The two variables’ distribution on their own:

par(mfrow = c(1,2))

wvprd <- density(buoy$WavePeriod, na.rm = TRUE)
plot(wvprd,  main = "Wave Period Density Plot")
abline(v = mean(buoy$WavePeriod, na.rm = TRUE), col = "red")

wvhgt <- density(buoy$WaveHeight, na.rm = TRUE)
plot(wvhgt,  main = "Wave Height Density Plot")
abline(v = mean(buoy$WaveHeight, na.rm = TRUE), col = "red")

Overall heatmap of the two vairables together:

ggplot(buoy, aes(y = WaveHeight, x = WavePeriod)) + 
    geom_point(aes(shape = station_id), size = 0.8) + 
    geom_density_2d_filled(aes(fill = ..level..), alpha = 0.5) +
    scale_shape_manual(values = c("M1" = 0, "M2" = 1, "M3" = 2, "FS1" = 3, 
                                  "M4-Archive" = 4, "M5" = 5, "M6" = 6, 
                                  "M4" = 7, "Belmullet-AMETS" = 8)) +
    scale_fill_viridis_d(option = "C")
## Warning: The dot-dot notation (`..level..`) was deprecated in ggplot2 3.4.0.
## ℹ Please use `after_stat(level)` instead.
## This warning is displayed once every 8 hours.
## Call `lifecycle::last_lifecycle_warnings()` to see where this warning was
## generated.
## Warning: Removed 2893 rows containing non-finite outside the scale range
## (`stat_density2d_filled()`).
## Warning: Removed 2893 rows containing missing values or values outside the scale range
## (`geom_point()`).

Split scatter depending on buoy:

# name of stations
sttns <- unique(buoy$station_id)
sttns
## [1] "M1"              "M2"              "M3"              "FS1"            
## [5] "M4-Archive"      "M5"              "M6"              "M4"             
## [9] "Belmullet-AMETS"
# seeing the counts
ggplot(buoy, aes(y = WaveHeight, x = WavePeriod)) + 
    geom_hex() + geom_smooth(method = "lm", alpha = 0.6) +
    facet_wrap(~station_id) + 
    scale_fill_viridis_c()
## Warning: Removed 2893 rows containing non-finite outside the scale range
## (`stat_binhex()`).
## `geom_smooth()` using formula = 'y ~ x'
## Warning: Removed 2893 rows containing non-finite outside the scale range
## (`stat_smooth()`).

- Most of the points are located in the bottom left corner, however certain buoys tend to have a higher variation (M1, M3, M4, M4 archive and M6) especially when their wave height and wave period values are higher.
- FS1, M2 and M5 don’t have variables as high as buoys mentioned prior and tend to stick close to the line of best fit.
- However for AMETS I am not too sure as there very little data compared to the others.

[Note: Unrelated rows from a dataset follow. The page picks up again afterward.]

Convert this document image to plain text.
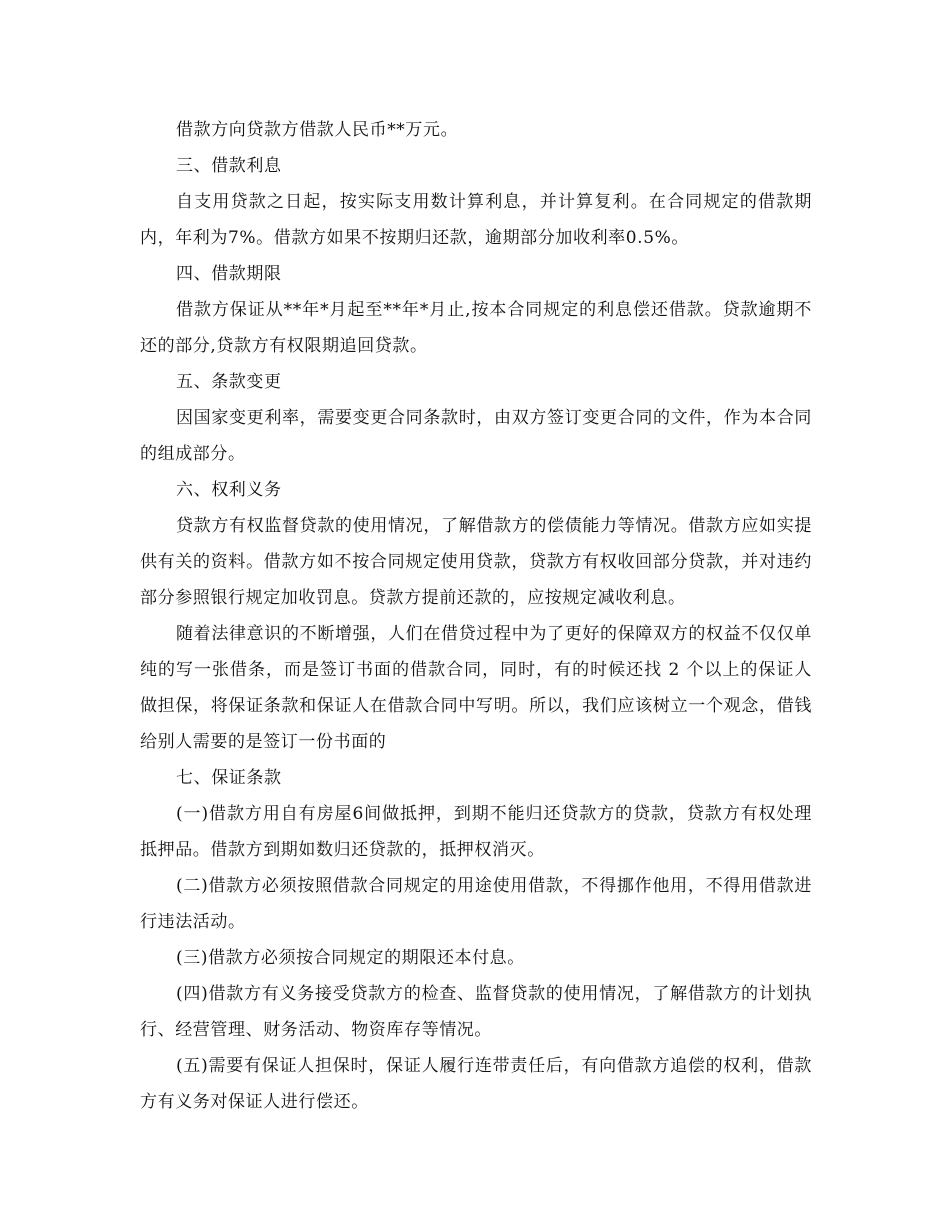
借款方向贷款方借款人民币**万元。

三、借款利息

自支用贷款之日起，按实际支用数计算利息，并计算复利。在合同规定的借款期内，年利为7%。借款方如果不按期归还款，逾期部分加收利率0.5%。

四、借款期限

借款方保证从**年*月起至**年*月止,按本合同规定的利息偿还借款。贷款逾期不还的部分,贷款方有权限期追回贷款。

五、条款变更

因国家变更利率，需要变更合同条款时，由双方签订变更合同的文件，作为本合同的组成部分。

六、权利义务

贷款方有权监督贷款的使用情况，了解借款方的偿债能力等情况。借款方应如实提供有关的资料。借款方如不按合同规定使用贷款，贷款方有权收回部分贷款，并对违约部分参照银行规定加收罚息。贷款方提前还款的，应按规定减收利息。

随着法律意识的不断增强，人们在借贷过程中为了更好的保障双方的权益不仅仅单纯的写一张借条，而是签订书面的借款合同，同时，有的时候还找 2 个以上的保证人做担保，将保证条款和保证人在借款合同中写明。所以，我们应该树立一个观念，借钱给别人需要的是签订一份书面的

七、保证条款

(一)借款方用自有房屋6间做抵押，到期不能归还贷款方的贷款，贷款方有权处理抵押品。借款方到期如数归还贷款的，抵押权消灭。

(二)借款方必须按照借款合同规定的用途使用借款，不得挪作他用，不得用借款进行违法活动。

(三)借款方必须按合同规定的期限还本付息。

(四)借款方有义务接受贷款方的检查、监督贷款的使用情况，了解借款方的计划执行、经营管理、财务活动、物资库存等情况。

(五)需要有保证人担保时，保证人履行连带责任后，有向借款方追偿的权利，借款方有义务对保证人进行偿还。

- Image was obtained here: https://www.researchgate.net/figure/rish-Moored-Weather-Buoy-Network-retrieved-from-http-datamarineie_fig1_277328871

Analysing Each buoy

# Are there outliers =, box plot of the two:

buoy$station_group <- ifelse(buoy$station_id %in% c("M1", "M3", "M4", "M4-Archive", "M6", "Belmullet-AMETS"), "Group_A", "Group_B")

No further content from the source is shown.